When The Beatles rocked Toronto: New exhibit is a sobering reminder of just how bold the city once was

22 June, 2016 - 0 Comments

Rock and roll arrived in Canada, and was received, much the way it was across white North America. “This music works on a man’s emotions like the music of the heathen in Africa,” Rev. W.G. McPherson of Toronto’s Evangel Temple warned Maclean’s magazine in 1956.

When the Beatles came along, however, The Man was more bemused than concerned. “34,000 Beatles fans pay $100,000 to hear themselves,” a Toronto Daily Star headline wryly observed of their first shows in the city: matinee and evening performances on Labour Day 1964, when no one in Maple Leaf Gardens reported hearing a note over the screaming.
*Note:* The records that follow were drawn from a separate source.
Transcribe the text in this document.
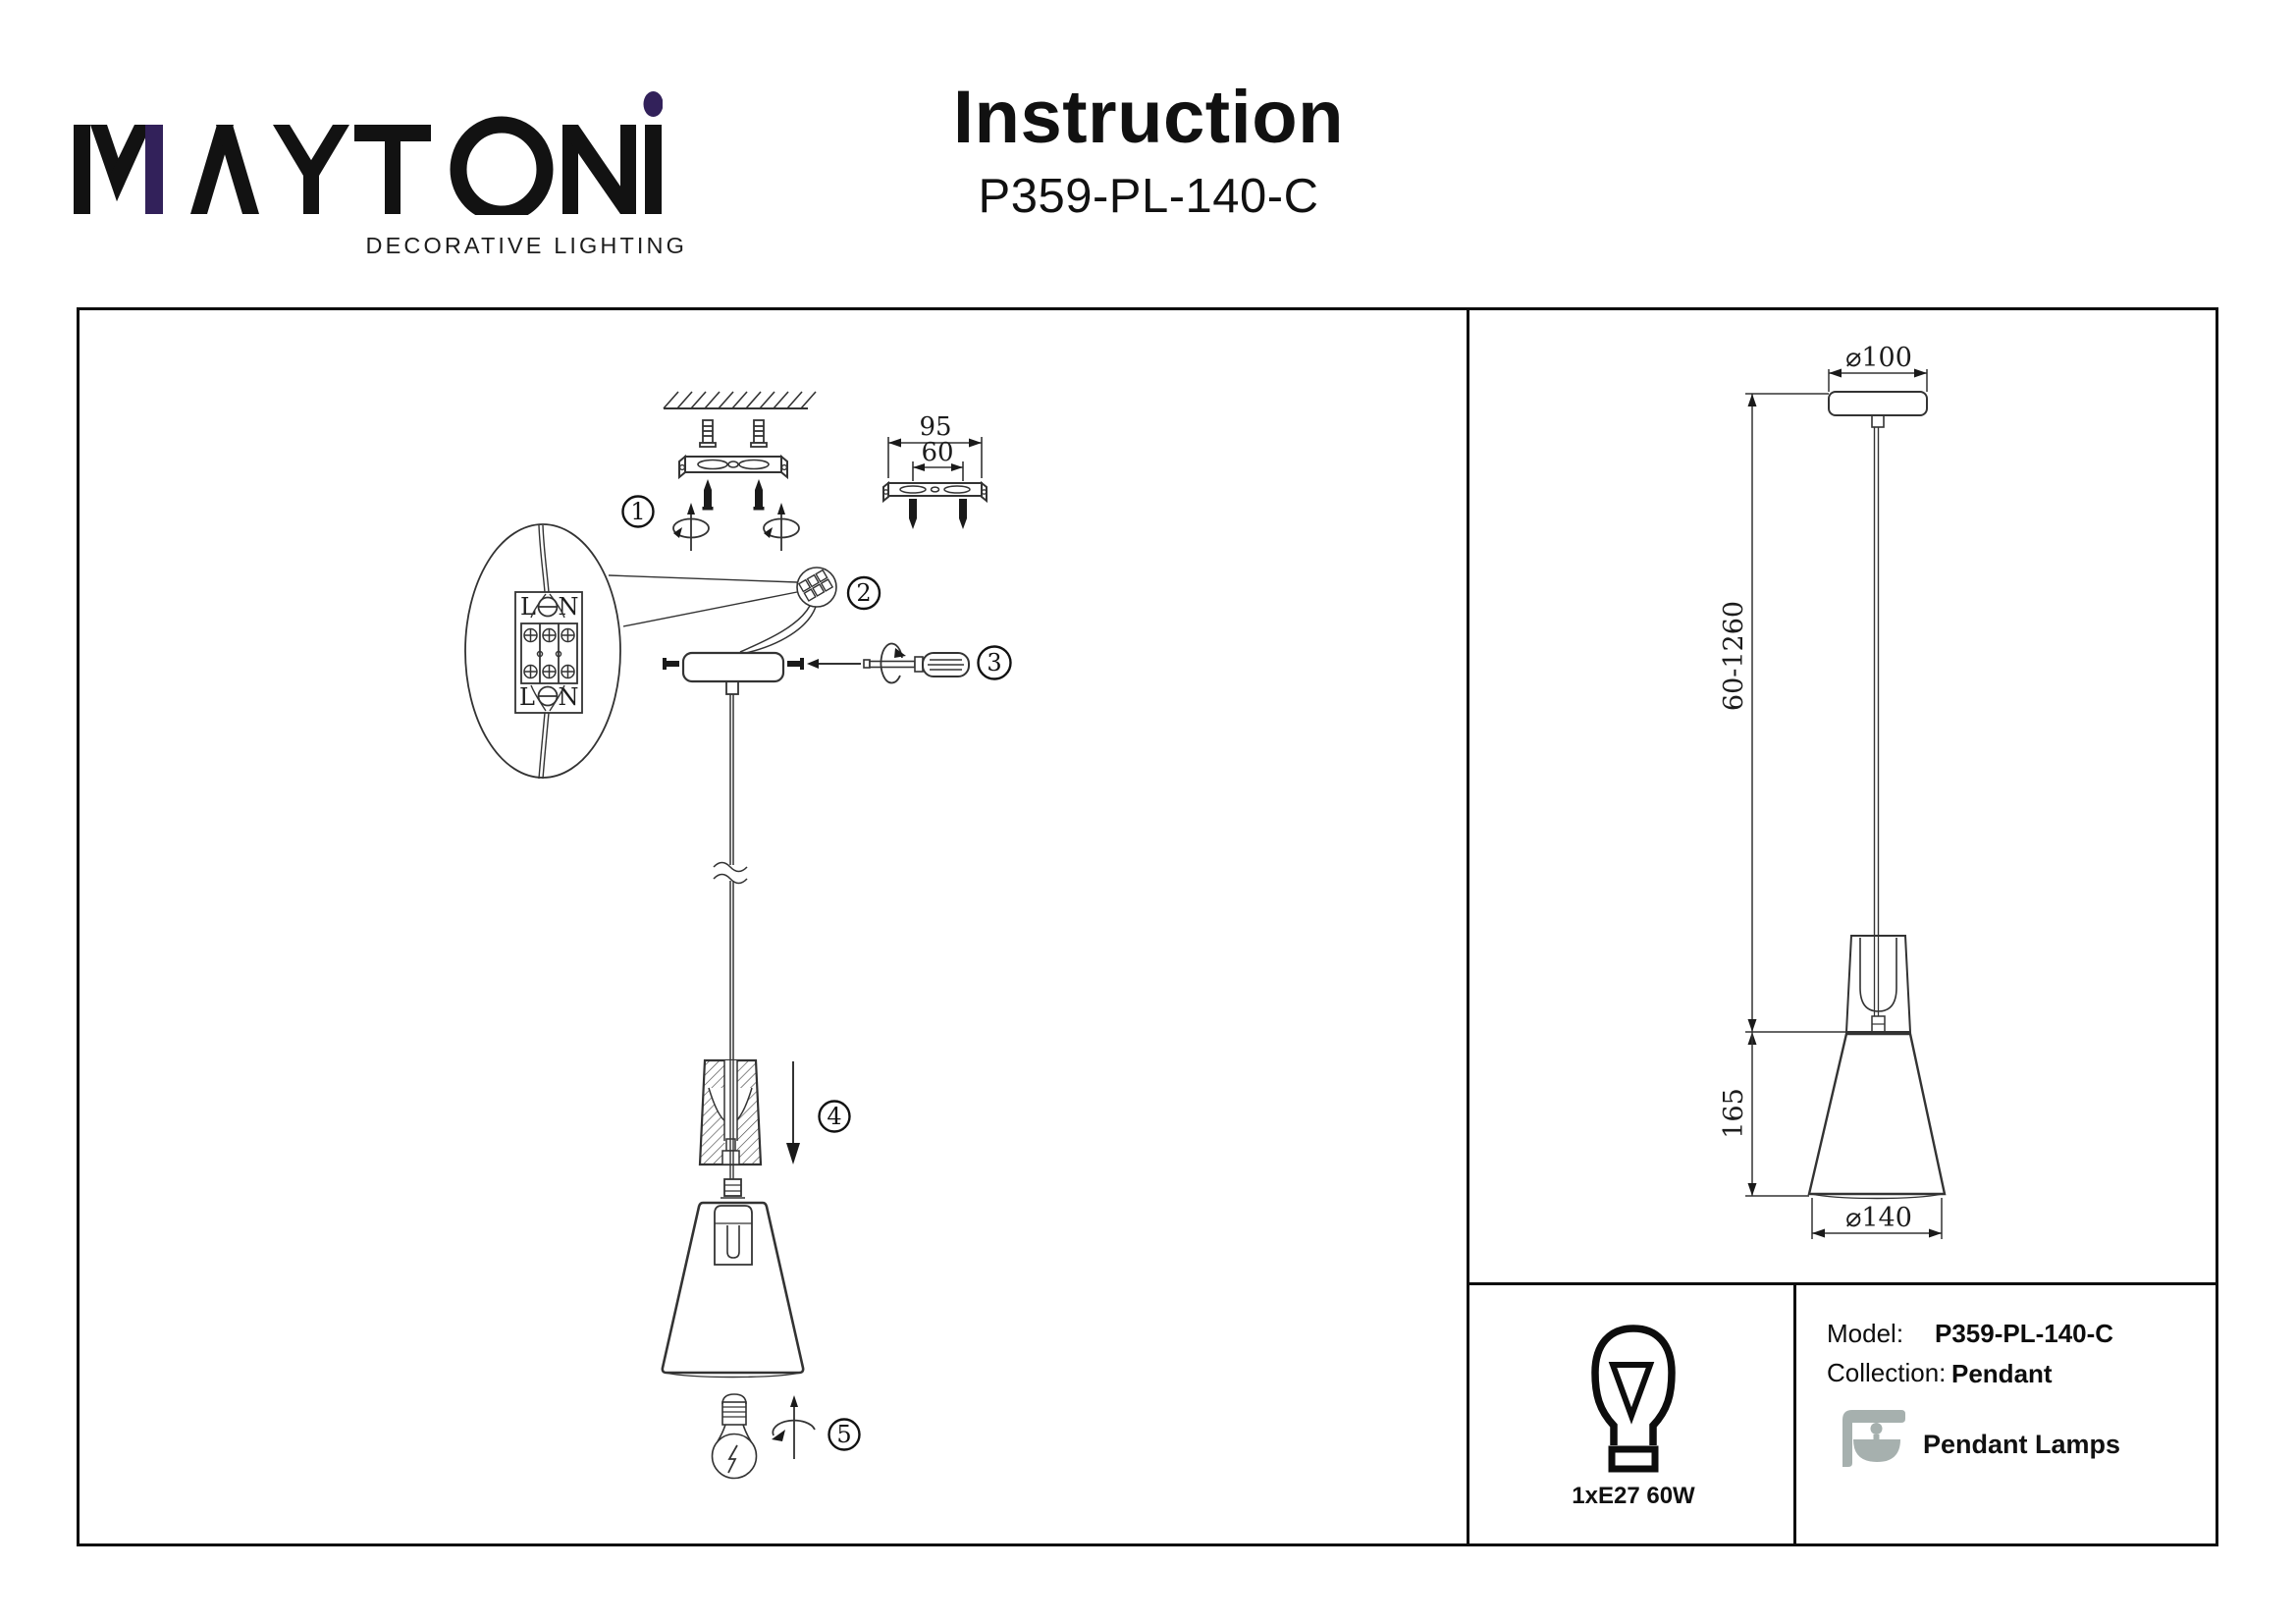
DECORATIVE LIGHTING
Instruction
P359-PL-140-C
1
95
60
L N
L N
2
3
4
5
⌀100
60-1260
165
⌀140
1xE27 60W
Model: P359-PL-140-C
Collection: Pendant
Pendant Lamps
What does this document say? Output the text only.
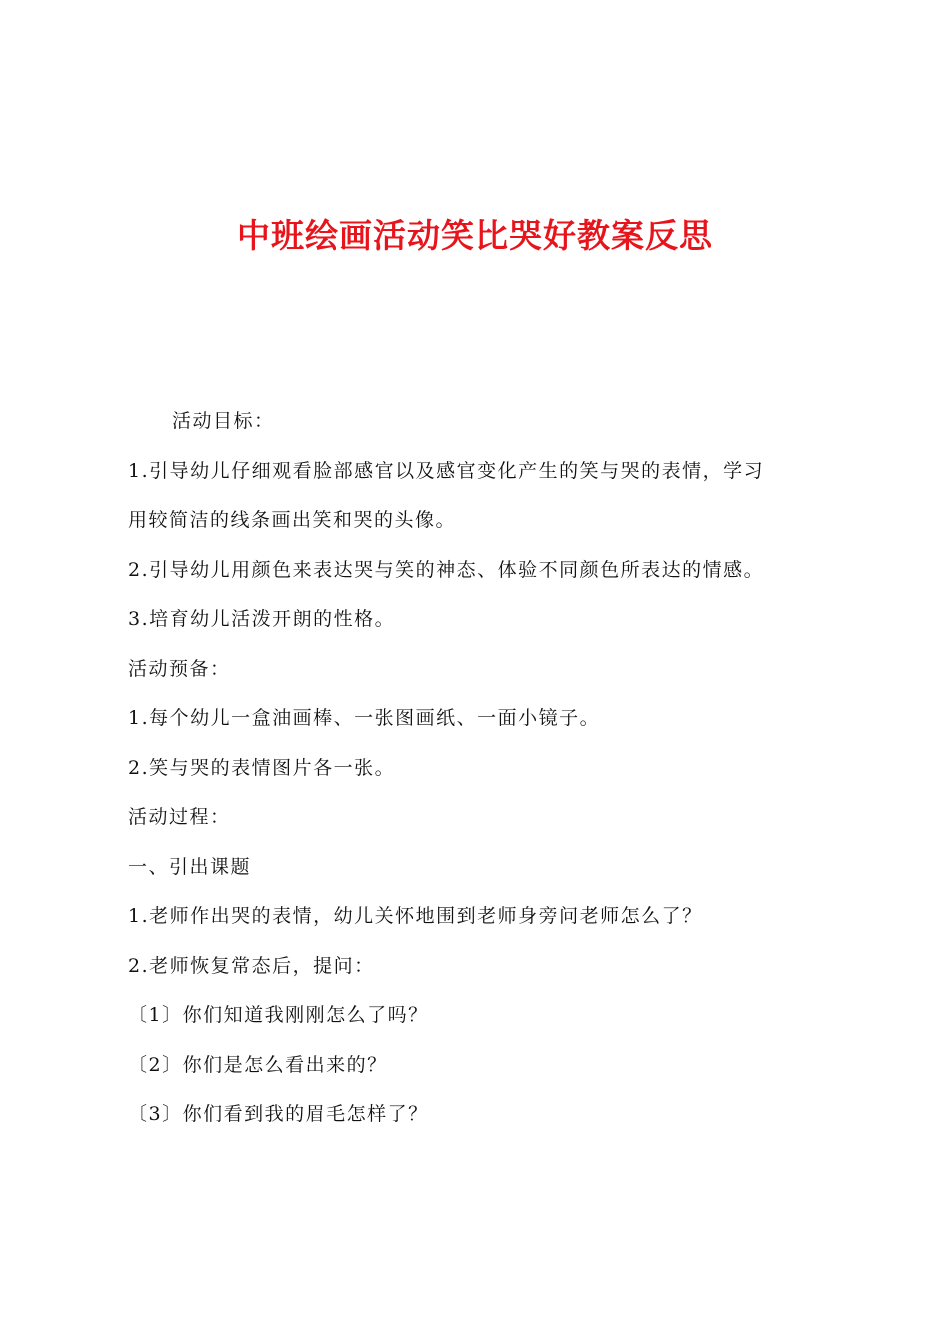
中班绘画活动笑比哭好教案反思

活动目标：

1.引导幼儿仔细观看脸部感官以及感官变化产生的笑与哭的表情，学习

用较简洁的线条画出笑和哭的头像。

2.引导幼儿用颜色来表达哭与笑的神态、体验不同颜色所表达的情感。

3.培育幼儿活泼开朗的性格。

活动预备：

1.每个幼儿一盒油画棒、一张图画纸、一面小镜子。

2.笑与哭的表情图片各一张。

活动过程：

一、引出课题

1.老师作出哭的表情，幼儿关怀地围到老师身旁问老师怎么了？

2.老师恢复常态后，提问：

〔1〕你们知道我刚刚怎么了吗？

〔2〕你们是怎么看出来的？

〔3〕你们看到我的眉毛怎样了？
To someone born 12 years later, who is still in awe of the band, it’s astonishing how quickly the mania faded. The Beatles’ 1965 shows barely made the front page of the Star. In 1966, the paper declared Beatlemania eradicated.

It’s all relative of course. Mayor John Tory, who was 12 in 1966, recalls “complete chaos” in the floor seats and barely hearing anything above the screaming. “As we left, there was a long row of chairs along the wall of MLG, each … occupied by a fan who had been brought out in a completely overwhelmed state,” he says.

A solid day’s work for a band, you would think. But less than two weeks later, they played their final concert at a half-full Candlestick Park.